Tuesday, April 15, 2008

The Latest ... and the Wounds of Beauty

Busy these days ... as usual.
Currently working on teaching Chinua Achebe's Things Fall Apart. Recently finished reading Lagerkvist's Barabbas, a very good and thought-provoking read. At one point, Barabbas is listening to some Christians explain the significance of Christ's death when one of them says, "Christ died for us." Barabbas responds to the likes of, "For them? No, Christ died for me. I was freed when he took my place." Not exactly those words, but something to that effect. Well worth the brief time it takes to read this short book.
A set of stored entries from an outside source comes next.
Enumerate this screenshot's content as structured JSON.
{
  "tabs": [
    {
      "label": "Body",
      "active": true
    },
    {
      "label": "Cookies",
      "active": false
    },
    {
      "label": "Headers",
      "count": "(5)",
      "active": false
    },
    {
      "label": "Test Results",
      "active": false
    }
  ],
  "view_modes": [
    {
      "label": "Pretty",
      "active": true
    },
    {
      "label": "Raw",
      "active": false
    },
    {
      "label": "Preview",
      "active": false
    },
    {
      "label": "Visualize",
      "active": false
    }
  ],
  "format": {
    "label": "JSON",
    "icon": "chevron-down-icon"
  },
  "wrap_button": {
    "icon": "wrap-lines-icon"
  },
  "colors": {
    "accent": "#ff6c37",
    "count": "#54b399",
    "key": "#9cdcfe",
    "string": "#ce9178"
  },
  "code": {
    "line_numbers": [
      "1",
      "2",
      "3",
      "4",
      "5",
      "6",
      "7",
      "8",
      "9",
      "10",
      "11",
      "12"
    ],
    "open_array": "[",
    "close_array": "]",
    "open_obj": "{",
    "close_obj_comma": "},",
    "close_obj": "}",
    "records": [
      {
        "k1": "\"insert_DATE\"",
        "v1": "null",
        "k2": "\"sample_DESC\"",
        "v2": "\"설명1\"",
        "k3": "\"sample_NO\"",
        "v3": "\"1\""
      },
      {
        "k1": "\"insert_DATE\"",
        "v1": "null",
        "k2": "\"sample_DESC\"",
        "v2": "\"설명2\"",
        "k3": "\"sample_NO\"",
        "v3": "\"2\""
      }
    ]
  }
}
Recalls something of the existential angst many others have written about.

With the Pope visiting the US, there is a lot of good info at American Papist and Benedict in America blogs.

Emily Rielly has published a good interview with David Schindler, a man who knows Pope Benedict XVI well: "Benedict XVI's theological viewpoint: interview."

An interesting read: "A Catholic Wind in the White House." Hmmm.

Lastly, I read somewhere that Pope Benedict's favorite pieces of music are Mozart's Clarinet Concerto and the Clarinet Quintet. I had the Concerto and just got the Quintet. Now I understand why. They are both beautiful, or in the words of then-Cardinal Ratzinger:

The encounter with the beautiful can become the wound of the arrow that strikes the heart and in this way opens our eyes, so that later, from this experience, we take the criteria for judgment and can correctly evaluate the arguments.

Wounded, indeed.


Freder1ck said...

I just saw this interview with Achebe

W. said...


Thank you. I am teaching TFA for the sixth time (I think) and this interview sure looks like it will shed some light or at least help some of my comments and discussion points to be a bit more current and substantiated. Thanks again.

christine said...

Clarinet works always make me think of A) the film Shadowlands, where the clarinet represented C.S. Lewis' character; and B) my year in Switzerland, when I fell hard for the work of German clarinet maestra Sabine Meyer.

W. said...

I don't know if you clicked the Concerto link in post, but it is for Meyer's CD. And what a beautiful piece it is!